No apologies for the pun in the title. Ok, maybe a small apology only if you promise
to keep reading. You see, my viewership
numbers are down, so I really need you to keep reading this and to like it and
to share it. Please!
Neediness
not too different from this exists across the Internet without question. Why is that, especially when neediness and
shameless self-promotion are usually viewed as negative characteristics in the “real world”? The answer to this question, imaginary
reader, forms the basis of the biggest hole in Xiaoye You’s Cosmopolitan English & Transliteracy:
if you build it, they won’t necessarily come.
What do I mean by this, you ask?
Allow me to explain at what I consider to be “A”-worthy length/depth. This is, after all, an assignment. And my blog, after all, is read by precisely
no one outside the small confines of our Spring ’17 ENGL 651 class at CSUN (so
far as I know, at least). After all, I
have to be constructing these sentences for a reason, right? If you’re
still reading, that means you’ve trusted me this far, so I urge you to hang on
just a bit longer.
Returning
to the hole in You’s argument, I just want to say (type) that I agree with most
everything he says. However, the problem
with “new media” technologies is that the intended interconnectivity can
backfire as equally and oppositely as it can “fire.” In my own experience with blog-type class
assignments, they work only under a set of necessary circumstances: 1) the
posts must be graded for accountability purposes, 2) the grades should come
from a clear rubric and/or set of expectations, 3) the professor/teacher must
respond promptly (even if that response is only the assignment of a numeric or
letter grade), and 4) students must be held clearly responsible for responding
to one another’s posts. Like
load-bearing support beams on a wobbly building, if any one of these four
pillars is missing, the structural integrity of the classroom’s blog
environment will collapse like Barad-dûr after Frodo drops the Ring into Mount
Doom.
(Still
hangin’ in there, reader?)
You spends
a great deal of time discussing how these digital media can work well, but what about when they
don’t?
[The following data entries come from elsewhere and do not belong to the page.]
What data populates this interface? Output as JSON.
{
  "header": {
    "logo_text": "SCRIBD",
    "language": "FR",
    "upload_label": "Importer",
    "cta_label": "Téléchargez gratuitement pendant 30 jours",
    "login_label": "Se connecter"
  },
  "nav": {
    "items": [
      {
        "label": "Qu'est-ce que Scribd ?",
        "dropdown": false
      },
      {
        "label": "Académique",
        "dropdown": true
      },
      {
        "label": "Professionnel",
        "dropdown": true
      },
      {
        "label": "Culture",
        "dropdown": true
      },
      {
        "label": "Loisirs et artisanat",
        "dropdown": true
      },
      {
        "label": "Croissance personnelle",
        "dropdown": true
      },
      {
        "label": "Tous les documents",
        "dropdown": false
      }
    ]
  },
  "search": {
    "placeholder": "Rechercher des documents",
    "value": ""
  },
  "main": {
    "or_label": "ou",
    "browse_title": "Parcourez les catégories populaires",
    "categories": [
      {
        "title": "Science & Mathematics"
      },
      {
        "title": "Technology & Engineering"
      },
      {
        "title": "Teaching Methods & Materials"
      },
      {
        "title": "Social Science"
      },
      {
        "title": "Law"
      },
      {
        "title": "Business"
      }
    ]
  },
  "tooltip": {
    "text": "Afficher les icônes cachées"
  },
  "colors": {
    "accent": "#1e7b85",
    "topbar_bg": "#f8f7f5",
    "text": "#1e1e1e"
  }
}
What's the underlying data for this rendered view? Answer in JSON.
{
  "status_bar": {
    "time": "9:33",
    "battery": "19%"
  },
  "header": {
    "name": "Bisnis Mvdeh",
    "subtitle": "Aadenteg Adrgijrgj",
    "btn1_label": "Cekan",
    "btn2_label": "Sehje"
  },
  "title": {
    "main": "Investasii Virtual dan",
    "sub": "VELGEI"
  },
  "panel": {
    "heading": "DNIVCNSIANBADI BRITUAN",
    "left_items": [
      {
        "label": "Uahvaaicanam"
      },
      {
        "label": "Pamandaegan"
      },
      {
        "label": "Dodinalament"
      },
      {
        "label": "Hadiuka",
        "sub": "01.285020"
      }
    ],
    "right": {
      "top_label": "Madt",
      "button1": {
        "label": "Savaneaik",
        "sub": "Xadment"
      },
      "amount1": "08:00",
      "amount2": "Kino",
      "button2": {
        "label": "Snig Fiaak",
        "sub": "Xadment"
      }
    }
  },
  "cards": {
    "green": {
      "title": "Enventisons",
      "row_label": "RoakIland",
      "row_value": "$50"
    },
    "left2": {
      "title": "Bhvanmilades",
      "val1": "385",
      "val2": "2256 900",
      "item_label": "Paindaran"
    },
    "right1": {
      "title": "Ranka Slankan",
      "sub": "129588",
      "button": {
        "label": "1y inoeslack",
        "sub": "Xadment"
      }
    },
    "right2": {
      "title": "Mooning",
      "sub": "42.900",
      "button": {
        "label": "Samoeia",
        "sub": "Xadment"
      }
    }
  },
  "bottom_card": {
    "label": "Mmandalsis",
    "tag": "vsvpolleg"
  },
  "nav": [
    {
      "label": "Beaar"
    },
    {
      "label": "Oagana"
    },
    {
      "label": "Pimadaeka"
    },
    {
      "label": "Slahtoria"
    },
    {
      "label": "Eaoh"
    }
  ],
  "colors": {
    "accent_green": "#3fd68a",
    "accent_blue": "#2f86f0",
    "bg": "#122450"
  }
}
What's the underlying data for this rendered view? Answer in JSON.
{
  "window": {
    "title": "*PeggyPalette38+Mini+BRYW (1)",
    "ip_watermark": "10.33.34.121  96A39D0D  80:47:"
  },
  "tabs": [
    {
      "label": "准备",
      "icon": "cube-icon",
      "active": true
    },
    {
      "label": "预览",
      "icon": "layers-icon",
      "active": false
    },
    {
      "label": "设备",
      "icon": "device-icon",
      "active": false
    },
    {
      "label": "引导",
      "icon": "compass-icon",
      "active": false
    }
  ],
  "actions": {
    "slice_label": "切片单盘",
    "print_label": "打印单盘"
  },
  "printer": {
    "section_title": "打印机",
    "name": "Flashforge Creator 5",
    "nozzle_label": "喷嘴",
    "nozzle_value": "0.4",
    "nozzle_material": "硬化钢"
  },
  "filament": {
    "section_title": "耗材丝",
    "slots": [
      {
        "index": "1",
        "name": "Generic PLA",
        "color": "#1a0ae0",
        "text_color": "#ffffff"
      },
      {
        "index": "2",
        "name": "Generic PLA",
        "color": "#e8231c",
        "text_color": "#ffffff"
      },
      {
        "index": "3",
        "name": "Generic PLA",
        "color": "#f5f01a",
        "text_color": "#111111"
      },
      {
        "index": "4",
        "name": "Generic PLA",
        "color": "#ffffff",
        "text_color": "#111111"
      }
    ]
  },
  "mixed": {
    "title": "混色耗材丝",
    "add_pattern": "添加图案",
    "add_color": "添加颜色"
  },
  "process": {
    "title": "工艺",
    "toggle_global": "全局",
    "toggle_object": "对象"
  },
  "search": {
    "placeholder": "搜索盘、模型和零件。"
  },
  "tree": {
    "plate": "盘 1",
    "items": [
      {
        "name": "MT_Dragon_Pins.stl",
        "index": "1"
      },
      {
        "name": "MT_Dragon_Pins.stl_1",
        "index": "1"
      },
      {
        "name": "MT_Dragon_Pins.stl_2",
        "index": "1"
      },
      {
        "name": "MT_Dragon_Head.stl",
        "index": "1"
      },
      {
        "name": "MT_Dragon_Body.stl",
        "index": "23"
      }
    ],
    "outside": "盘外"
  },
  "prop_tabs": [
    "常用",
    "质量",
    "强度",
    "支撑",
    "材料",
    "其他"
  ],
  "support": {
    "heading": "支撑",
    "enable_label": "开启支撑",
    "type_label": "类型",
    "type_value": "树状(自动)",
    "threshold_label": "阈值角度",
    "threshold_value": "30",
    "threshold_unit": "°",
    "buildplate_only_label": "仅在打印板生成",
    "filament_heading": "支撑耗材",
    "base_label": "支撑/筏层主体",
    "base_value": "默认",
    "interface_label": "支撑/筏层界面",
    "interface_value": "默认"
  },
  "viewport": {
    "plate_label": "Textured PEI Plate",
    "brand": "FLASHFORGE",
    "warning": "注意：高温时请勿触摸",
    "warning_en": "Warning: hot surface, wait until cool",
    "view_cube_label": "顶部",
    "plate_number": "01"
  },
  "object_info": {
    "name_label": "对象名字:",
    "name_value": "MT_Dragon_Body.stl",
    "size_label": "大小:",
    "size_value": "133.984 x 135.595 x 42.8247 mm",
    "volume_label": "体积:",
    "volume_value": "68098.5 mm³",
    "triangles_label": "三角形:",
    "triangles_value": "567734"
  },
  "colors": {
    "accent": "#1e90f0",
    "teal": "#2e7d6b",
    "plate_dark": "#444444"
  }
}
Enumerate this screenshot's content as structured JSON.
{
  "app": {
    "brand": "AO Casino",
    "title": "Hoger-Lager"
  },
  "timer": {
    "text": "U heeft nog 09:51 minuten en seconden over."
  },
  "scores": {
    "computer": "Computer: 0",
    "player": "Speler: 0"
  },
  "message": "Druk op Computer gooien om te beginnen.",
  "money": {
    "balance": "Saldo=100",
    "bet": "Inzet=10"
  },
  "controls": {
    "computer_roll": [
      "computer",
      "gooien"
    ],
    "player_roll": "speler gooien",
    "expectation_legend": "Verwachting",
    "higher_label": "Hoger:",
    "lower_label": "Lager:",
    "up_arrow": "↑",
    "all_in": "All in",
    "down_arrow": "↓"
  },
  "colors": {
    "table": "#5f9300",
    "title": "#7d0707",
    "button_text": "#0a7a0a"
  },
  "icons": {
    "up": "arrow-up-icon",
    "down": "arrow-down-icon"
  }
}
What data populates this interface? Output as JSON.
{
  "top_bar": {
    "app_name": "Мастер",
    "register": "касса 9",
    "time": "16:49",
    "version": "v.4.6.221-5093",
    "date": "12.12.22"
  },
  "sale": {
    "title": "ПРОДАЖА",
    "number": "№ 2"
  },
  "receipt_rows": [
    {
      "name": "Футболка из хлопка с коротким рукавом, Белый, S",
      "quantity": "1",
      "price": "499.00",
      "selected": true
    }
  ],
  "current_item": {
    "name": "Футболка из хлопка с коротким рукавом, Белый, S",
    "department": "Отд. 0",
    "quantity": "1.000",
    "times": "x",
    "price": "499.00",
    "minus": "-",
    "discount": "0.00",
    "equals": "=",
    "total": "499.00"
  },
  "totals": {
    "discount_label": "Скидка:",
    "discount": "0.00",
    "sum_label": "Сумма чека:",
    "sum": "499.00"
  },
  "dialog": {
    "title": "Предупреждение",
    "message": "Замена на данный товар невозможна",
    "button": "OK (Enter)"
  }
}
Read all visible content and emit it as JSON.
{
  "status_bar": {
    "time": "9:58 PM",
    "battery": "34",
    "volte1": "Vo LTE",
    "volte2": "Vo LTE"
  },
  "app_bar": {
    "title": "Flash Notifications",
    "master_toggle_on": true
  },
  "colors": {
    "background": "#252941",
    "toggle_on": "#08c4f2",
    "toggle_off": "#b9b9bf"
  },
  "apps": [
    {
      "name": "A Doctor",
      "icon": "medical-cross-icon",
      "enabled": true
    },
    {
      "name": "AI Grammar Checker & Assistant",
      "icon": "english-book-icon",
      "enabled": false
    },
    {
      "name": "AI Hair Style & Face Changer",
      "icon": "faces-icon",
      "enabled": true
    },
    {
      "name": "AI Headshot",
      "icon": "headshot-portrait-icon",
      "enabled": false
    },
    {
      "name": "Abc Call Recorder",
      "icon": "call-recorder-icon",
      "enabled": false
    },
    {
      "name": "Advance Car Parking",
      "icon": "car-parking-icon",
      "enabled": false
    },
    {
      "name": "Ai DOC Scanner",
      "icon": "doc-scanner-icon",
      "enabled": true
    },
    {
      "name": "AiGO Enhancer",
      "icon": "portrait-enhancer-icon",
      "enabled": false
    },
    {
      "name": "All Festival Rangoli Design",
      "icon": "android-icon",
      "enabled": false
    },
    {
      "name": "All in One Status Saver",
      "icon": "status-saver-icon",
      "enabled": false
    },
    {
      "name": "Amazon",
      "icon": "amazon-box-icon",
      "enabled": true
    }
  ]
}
What about those classes where
Barad-dûr has fallen but the professor (perhaps not unlike a heavy sleeper
aboard the RMS Titanic), has no idea?
You does a great job of highlighting the benefits of “direct
experience,” and discusses at length the importance of “establishing an
infrastructure for exchange.” However,
as I said (typed) before, “if you build it, they won’t necessarily come.” There are certain instances where I feel like
I’d be equally well served to deposit my blog post on http://screamintothevoid.com/ than on
a legitimate blogging website because the result will be the same either way:
no one will ever read my writing, and the same sense of power and agency that
new media purports to create will inevitably crumble. Or, to reference the metaphor I began
parenthetically at the beginning of this paragraph, maybe I’m just the sleeping
passenger on the RMS Titanic who wakes up always already underwater.
Regardless,
“real” social interaction in the classroom is often sacrificed at the altar of
the Internet, and the issue of whether our English is “cosmopolitan” and fluid
enough deserves to be considered only after the issue of ennui, of Screaming
into the Void, is settled. In short: You's talking to me, and I'm talking to you.
Speaking from within the electronic void, I read your post! And appreciated your focus on what is the purpose; how can we ensure that what we're saying matters? And, I suppose, asking ourselves: if we don't have anything of import to say, should we instead refrain from speaking? Silence is often underappreciated.